On 28 February 1916, a man named Norman Maciver walked into an army recruitment centre at Saltcoats in Saskatchewan, Canada. Norman was a man of small stature, half an inch short of 5 feet, with a chest circumference of only 30½ inches. He was apparently eager to join the Canadian Expedionary Force fighting in France. His mother, erroneously named Mary Macaulay on his enrolment paper, lived a dozen miles away in Wroxton. Norman was born in the Isle of Lewis in 1899 and not married in 1916. On 12 December 1916, he was signed off medically unfit.
On 20 January 1917, a man named Norman Maciver walked into an army recruitment centre at Melville in Saskatchewan, Canada. Norman was a man of small stature, half an inch short of 5 feet, with a chest circumference of only 31½ inches. but apparently eager to join the Canadian Expedionary Force fighting in France. His mother, Mary lived a dozen miles away in Yorkton, where he himself also lived. Norman was born in the Isle of Lewis in 1898 and not married in 1917. On 14 June 1917, he was signed off medically unfit.

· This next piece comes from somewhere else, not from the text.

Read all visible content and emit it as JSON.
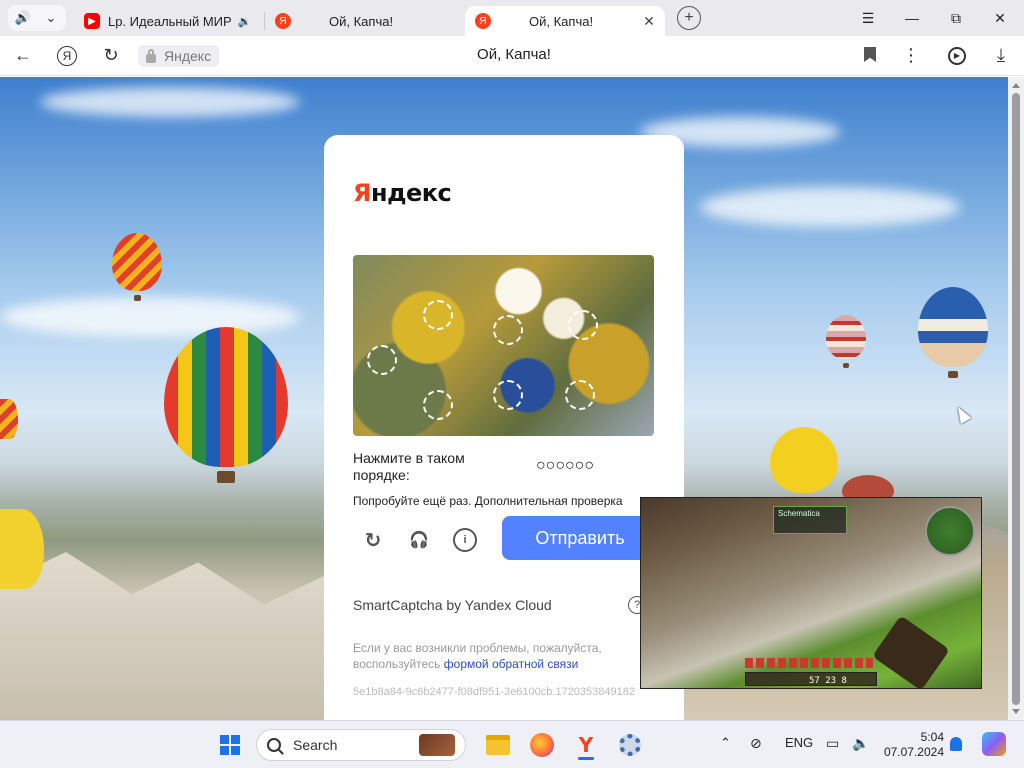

Are these the same? It would appear so, tantalisingly so. I have been unable to find a birth certificate for a Norman Maciver being born in either 1898 or 1899, with a mother named Mary. But the similarities are striking. However, having gone through several hundred attestation papers, a chest circumference of 31 inches is very small (average being nearer 38), as is Norman's height of 4' 11.5" (1.50 metres). Maybe that prompted his dismissal as medically unfit? We shall probably never know.